I write my novels in longhand, sitting up in bed, just like Robert Louis Stevenson did.
— Michael Morpurgo

In her review for the School Library Journal, Mary Mueller said the novel is a "gentle fantasy in which the yeti seem very real and are portrayed as intelligent, kindly creatures. Most of the humans are somewhat one dimensional, but the action moves swiftly.

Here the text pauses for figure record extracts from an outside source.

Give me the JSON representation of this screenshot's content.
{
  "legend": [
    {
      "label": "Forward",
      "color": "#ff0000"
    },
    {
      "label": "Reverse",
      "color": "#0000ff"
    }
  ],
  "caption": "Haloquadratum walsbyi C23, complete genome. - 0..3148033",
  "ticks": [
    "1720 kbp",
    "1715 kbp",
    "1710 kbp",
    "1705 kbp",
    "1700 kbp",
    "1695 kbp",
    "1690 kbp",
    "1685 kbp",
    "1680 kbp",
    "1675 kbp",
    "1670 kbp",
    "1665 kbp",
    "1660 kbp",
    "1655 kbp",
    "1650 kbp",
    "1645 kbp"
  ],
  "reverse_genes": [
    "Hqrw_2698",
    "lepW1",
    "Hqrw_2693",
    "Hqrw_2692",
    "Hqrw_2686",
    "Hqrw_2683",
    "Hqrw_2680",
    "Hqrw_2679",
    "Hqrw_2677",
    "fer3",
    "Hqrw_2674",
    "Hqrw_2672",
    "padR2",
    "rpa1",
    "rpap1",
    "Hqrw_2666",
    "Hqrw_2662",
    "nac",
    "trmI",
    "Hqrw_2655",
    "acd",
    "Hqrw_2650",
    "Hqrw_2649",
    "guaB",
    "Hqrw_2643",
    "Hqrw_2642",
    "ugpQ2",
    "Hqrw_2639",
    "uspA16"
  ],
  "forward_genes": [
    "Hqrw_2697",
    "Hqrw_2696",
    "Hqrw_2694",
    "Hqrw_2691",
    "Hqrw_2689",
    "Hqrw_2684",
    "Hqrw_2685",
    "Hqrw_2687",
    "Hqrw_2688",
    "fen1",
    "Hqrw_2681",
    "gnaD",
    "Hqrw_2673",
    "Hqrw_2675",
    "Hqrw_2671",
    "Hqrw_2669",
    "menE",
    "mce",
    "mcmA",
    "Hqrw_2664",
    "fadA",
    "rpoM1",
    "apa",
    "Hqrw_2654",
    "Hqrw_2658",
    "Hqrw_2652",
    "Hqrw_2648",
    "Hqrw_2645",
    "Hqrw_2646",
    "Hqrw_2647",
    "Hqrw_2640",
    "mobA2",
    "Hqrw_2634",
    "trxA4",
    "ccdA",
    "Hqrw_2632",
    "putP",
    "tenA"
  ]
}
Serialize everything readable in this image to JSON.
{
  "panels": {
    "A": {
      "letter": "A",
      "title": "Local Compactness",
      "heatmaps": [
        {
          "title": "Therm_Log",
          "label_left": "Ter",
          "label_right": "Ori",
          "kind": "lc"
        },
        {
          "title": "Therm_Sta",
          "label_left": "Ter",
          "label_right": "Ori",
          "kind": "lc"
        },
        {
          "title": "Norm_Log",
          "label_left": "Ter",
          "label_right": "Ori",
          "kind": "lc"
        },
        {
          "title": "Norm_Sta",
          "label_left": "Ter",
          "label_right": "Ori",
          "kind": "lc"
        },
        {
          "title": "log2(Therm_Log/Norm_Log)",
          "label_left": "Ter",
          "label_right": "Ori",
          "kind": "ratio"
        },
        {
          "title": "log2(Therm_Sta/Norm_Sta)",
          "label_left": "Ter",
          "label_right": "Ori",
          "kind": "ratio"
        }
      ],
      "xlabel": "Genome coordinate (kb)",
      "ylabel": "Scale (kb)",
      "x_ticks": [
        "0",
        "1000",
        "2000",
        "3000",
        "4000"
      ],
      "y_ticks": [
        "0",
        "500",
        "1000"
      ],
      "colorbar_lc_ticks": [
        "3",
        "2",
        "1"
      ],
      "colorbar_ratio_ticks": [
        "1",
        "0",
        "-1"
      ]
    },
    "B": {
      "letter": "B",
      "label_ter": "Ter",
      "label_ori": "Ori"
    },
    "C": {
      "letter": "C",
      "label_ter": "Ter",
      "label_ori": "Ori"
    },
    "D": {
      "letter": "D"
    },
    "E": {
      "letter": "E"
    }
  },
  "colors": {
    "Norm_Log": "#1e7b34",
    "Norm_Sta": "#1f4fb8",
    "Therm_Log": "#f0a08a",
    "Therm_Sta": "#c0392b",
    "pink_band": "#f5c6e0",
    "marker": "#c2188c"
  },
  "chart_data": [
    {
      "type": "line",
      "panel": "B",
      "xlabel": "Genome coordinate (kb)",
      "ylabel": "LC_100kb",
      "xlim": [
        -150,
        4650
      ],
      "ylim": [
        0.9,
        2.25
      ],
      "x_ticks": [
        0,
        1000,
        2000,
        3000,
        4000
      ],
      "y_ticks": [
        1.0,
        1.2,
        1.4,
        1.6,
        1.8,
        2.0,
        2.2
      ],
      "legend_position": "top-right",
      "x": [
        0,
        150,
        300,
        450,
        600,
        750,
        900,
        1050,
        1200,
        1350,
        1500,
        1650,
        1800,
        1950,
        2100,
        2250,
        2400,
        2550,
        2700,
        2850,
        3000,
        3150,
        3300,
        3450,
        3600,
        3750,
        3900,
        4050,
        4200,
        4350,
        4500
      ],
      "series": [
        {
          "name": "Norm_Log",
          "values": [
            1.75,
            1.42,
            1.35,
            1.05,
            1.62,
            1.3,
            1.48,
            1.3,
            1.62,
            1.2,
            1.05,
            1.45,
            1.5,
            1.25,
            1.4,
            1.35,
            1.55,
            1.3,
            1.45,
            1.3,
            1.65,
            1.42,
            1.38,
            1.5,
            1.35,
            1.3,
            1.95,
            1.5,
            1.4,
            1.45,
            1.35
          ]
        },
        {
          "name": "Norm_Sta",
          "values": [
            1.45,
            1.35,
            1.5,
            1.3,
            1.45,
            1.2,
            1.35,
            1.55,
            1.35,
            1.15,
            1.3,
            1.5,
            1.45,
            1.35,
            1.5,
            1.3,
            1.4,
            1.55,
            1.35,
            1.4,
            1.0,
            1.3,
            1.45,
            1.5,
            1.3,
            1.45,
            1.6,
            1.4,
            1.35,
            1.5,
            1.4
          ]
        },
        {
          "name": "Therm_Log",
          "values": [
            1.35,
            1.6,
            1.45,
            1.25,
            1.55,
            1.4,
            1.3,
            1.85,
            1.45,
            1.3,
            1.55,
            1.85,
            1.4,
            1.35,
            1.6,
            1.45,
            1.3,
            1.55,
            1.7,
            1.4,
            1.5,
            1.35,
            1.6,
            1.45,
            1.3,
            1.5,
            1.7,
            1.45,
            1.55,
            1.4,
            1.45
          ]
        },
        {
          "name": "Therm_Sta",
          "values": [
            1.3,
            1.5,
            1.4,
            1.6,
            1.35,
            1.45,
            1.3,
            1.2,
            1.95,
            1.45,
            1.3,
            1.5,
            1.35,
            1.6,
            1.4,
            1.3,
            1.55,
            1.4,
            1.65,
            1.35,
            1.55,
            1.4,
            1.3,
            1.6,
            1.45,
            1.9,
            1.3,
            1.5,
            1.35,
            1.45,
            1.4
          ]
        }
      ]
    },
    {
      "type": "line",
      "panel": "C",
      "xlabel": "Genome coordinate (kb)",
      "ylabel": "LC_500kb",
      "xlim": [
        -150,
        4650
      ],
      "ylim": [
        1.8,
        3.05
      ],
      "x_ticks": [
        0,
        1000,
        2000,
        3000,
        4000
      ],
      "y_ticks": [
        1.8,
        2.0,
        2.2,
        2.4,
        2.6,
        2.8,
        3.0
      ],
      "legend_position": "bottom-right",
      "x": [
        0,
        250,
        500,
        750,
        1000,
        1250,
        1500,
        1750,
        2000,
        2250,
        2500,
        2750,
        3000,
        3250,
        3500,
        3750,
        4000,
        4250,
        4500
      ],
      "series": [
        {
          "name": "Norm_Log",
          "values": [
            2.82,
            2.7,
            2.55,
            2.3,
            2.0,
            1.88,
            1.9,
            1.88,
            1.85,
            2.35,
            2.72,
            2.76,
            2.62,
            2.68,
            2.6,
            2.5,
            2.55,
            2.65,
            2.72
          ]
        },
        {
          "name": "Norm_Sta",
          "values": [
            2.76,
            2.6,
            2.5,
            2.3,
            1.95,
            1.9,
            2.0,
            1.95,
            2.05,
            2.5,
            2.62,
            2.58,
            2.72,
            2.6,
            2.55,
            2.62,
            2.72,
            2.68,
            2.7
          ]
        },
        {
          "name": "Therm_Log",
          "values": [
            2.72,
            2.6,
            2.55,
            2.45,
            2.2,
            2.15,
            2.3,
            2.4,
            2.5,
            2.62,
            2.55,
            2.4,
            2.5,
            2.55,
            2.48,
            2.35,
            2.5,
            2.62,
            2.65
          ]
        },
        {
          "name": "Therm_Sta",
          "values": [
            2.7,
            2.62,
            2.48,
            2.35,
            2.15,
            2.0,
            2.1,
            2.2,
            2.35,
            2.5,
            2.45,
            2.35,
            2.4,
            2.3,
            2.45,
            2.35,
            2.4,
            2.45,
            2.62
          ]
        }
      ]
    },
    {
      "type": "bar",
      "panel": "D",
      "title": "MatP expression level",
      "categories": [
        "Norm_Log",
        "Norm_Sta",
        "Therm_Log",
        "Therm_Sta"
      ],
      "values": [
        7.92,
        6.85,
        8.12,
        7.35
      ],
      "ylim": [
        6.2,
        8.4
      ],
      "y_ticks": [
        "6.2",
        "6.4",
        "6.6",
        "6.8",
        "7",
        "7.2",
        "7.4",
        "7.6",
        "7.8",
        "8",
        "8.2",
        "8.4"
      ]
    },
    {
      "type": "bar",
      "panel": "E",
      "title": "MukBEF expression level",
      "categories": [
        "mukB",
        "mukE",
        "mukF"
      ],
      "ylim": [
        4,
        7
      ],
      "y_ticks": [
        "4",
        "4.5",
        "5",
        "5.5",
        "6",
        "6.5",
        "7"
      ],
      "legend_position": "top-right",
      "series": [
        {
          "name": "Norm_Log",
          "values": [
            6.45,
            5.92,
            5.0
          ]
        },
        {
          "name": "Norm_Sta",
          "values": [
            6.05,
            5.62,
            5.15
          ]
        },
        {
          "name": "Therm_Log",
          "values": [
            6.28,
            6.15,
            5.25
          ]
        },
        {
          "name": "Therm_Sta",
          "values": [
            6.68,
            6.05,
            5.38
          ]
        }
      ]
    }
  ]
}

Even though some events happen too neatly, Morpurgo ties up all the loose ends". The
Emergency Librarian Magazine stated in their review, that what Morpurgo has written in this novel is "an imaginative, well-written adventure and fantasy story".

Ethel Twichell from Horn Book Magazine; Keith Barker from The Times Educational Supplement and Rita Padden from the Lassen County Times, all gave the book a favourable review, and the consensus amongst the three writers was "this novel is a good adventure for teenagers", and Padden also commented it "has an exotic setting and an unusual plot".

In an audiobook review, Susan Allison from Kliatt opined that "like the famous classics Peter Pan and The Secret Garden, this introduces characters that share with us life lessons, a commentary on the nature of life in the modern versus the natural world". She concluded by saying "Morpurgo's delivery not only draws us into the story, but also leaves us with much to think about". In another audiobook review, Kathy Miller from the School Library Journal called the novel an "unusual and engaging story". She also noted that Morpurgo who narrates the audiobook, has an "appealing voice and his British accent are perfect for this story told by Ashley". Overall, she recommended it for middle-grade students.

AudioFile Magazine wrote in their audiobook review that "Morpurgo delivers this charming and endearing tale in a British accent and steady pace. He masterfully manipulates the monosyllabic utterances of the yetis to illustrate the intention behind their often indiscernible words. Though he has a mature voice, he also executes Ashley's hopeful disposition well".